Você realmente libertou não só a si próprio, mas a todo o universo.
- O quê?! - Embora esperasse uma resposta simpática, George realmente não esperava aquilo, e por um momento pensou
que os pesquisadores do tempo podiam estar brincando. - Mas e quanto a viagem ao passado?! Se eu tivesse ido somente
para o futuro, eu poderia até concordar com vocês, mas quando voltei ao passado, eu defini o futuro... Não foi isso?
- Não George. Você nunca definiu o futuro, pelo simples fato de que jamais viajou para o passado.
Tão surpresos quanto George, Herbert e Wells também não sabiam o que dizer, e enquanto o George virtual expressava
total incredulidade, o George real sorria de satisfação, e cochichou para os amigos - Eles tem razão. - E
então o som sumiu do registro, restando somente o diálogo silencioso entre os anfitriões e o primeiro crononauta.
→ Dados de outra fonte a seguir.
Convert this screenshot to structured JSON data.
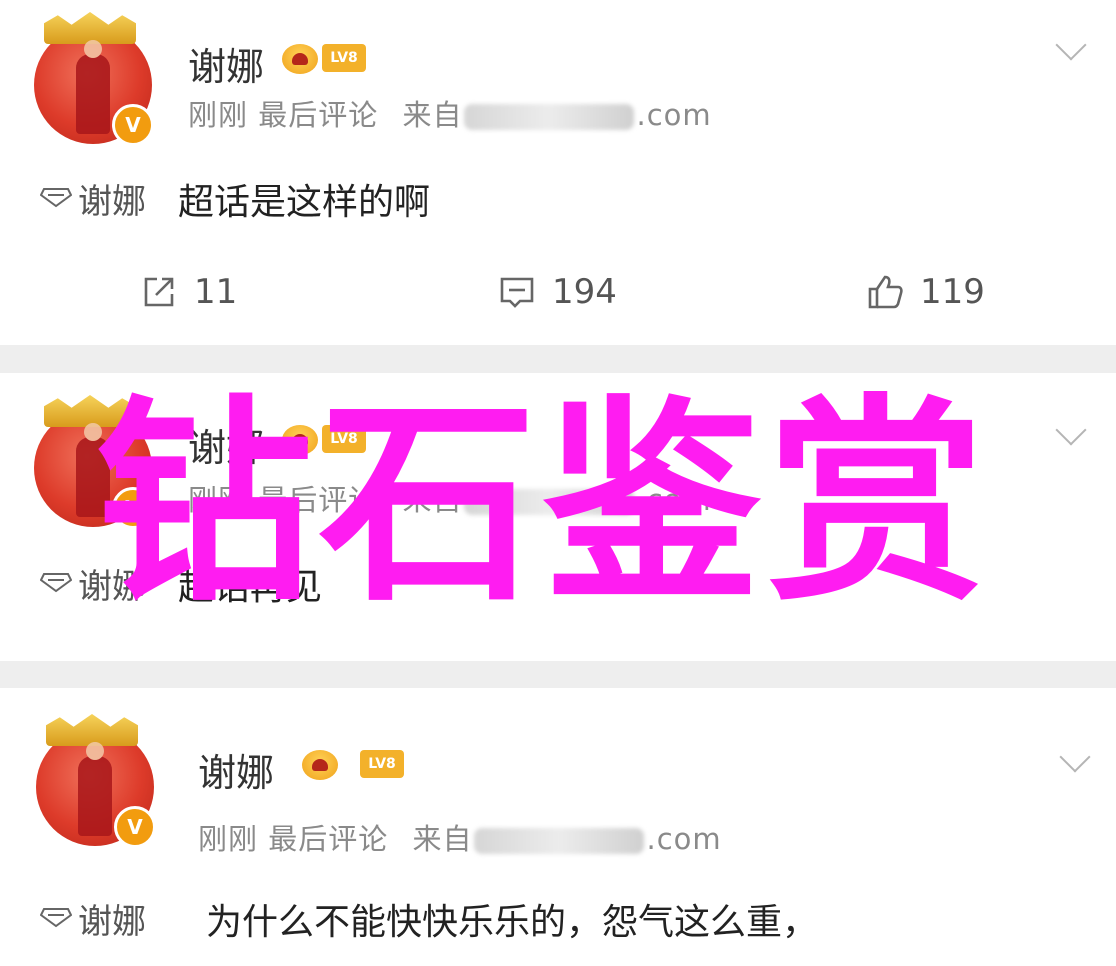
{
  "posts": [
    {
      "name": "谢娜",
      "level_badge": "LV8",
      "verified_mark": "V",
      "time": "刚刚",
      "action": "最后评论",
      "source_prefix": "来自",
      "source_suffix": ".com",
      "topic": "谢娜",
      "text": "超话是这样的啊",
      "reposts": "11",
      "comments": "194",
      "likes": "119"
    },
    {
      "name": "谢娜",
      "level_badge": "LV8",
      "verified_mark": "V",
      "time": "刚刚",
      "action": "最后评论",
      "source_prefix": "来自",
      "source_suffix": ".com",
      "topic": "谢娜",
      "text": "超话再见"
    },
    {
      "name": "谢娜",
      "level_badge": "LV8",
      "verified_mark": "V",
      "time": "刚刚",
      "action": "最后评论",
      "source_prefix": "来自",
      "source_suffix": ".com",
      "topic": "谢娜",
      "text": "为什么不能快快乐乐的，怨气这么重，"
    }
  ],
  "watermark": "钻石鉴赏",
  "colors": {
    "watermark": "#ff1cf1",
    "avatar": "#dd3b2a",
    "badge_gold": "#f3b12a",
    "divider": "#eeeeee",
    "meta_text": "#8a8a8a"
  },
  "icons": [
    "chevron-down-icon",
    "topic-diamond-icon",
    "repost-icon",
    "comment-icon",
    "like-icon",
    "crown-badge-icon",
    "verified-v-icon"
  ]
}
Então, aquele George diferente, cheio de energia, se aproximou mais de seus amigos, e disse, - Isso, é uma coisa
que eles me mostraram, e eu tenho que mostrar a vocês. Por isso nós vamos agora viajar novamente no tempo, pois eu
tenho que compartilhar isso.
Os amigos ainda contemplaram algumas cenas do encontro com os pesquisadores do tempo, viram George caminhar com eles pelo
jardim à medida que imagem desvanecia, enquanto o George atual depositava a estranha caixinha cúbica em cima da mesa e
voltava com um entusiasmo radiante.
- E então? Estão prontos?
Os amigos se entreolharam.
- Agora?
- Para onde vamos?
E conduzindo-os para perto da máquina, George dizia - Não precisam levar nada, não há necessidade. -
E então, antes que chegassem de fato a tocar a maravilhosa máquina, foram todos envolvidos por uma luz, que quando
desvaneceu, os deixou no interior de um local tão mais amplo que custaram a entender que estavam no interior
da nave do tempo.
Era, de fato, maior por dentro do que por fora, havia imensas janelas por onde se podia ver amplamente o laboratório,
e além de alguns discretos painéis flutuantes e dispersos cilindros transparentes pelo chão, não havia sinal algum
de coisas que remetessem a controles ou computadores.
- Prontos para ir aos confins do tempo?
Wells hesitou, e respondeu. - Não! Claro que não estamos prontos. Mas vamos assim mesmo.